Le campus n’a pas réellement fermé pendant le confinement : plusieurs centaines d’élèves logeaient dans les résidences (il s’agit de baux privés et la résidence est leur domicile) dont beaucoup d’élèves étrangers. L’École a organisé la vie sur le campus, dans le respect de mesures sanitaires strictes. Les retours que nous ont faits les élèves sont extrêmement positifs : le confinement sur le campus a été bien plus agréable que pour ceux qui étaient dans des logements isolés. Il faut dire qu’ils bénéficiaient d’un jardin de 17 hectares !  Pour 2021, le recrutement des élèves internationaux est conséquent malgré le contexte. Peu de mobilités entrantes ont été annulées et seulement quelques étudiants ont choisi de décaler ou reporter leur expérience à l’international.

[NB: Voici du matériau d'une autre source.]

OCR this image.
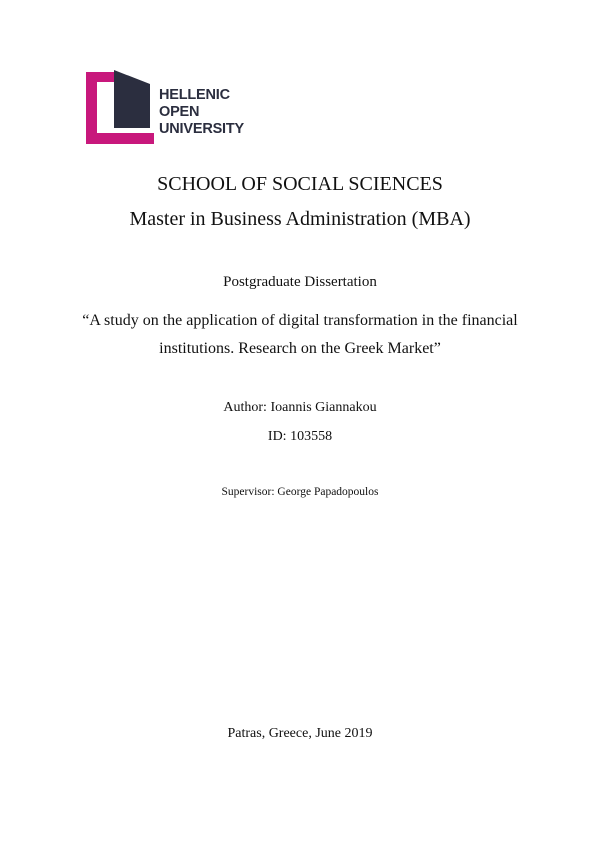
HELLENIC
OPEN
UNIVERSITY

SCHOOL OF SOCIAL SCIENCES

Master in Business Administration (MBA)

Postgraduate Dissertation

“A study on the application of digital transformation in the financial institutions. Research on the Greek Market”

Author: Ioannis Giannakou

ID: 103558

Supervisor: George Papadopoulos

Patras, Greece, June 2019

- Nous sommes début octobre. Comment se déroulent les cours après l’annonce des nouvelles mesures sanitaires dans l’enseignement supérieur ?

Suite aux annonces ministérielles et la circulaire reçue le 5 octobre matin, nous avons mis en place le scénario 2 depuis mardi 6 octobre 8H00. Ce dernier prévoit l’accueil des élèves alternativement dans les espaces d’enseignement pour y respecter la jauge de 50% de leur capacité totale.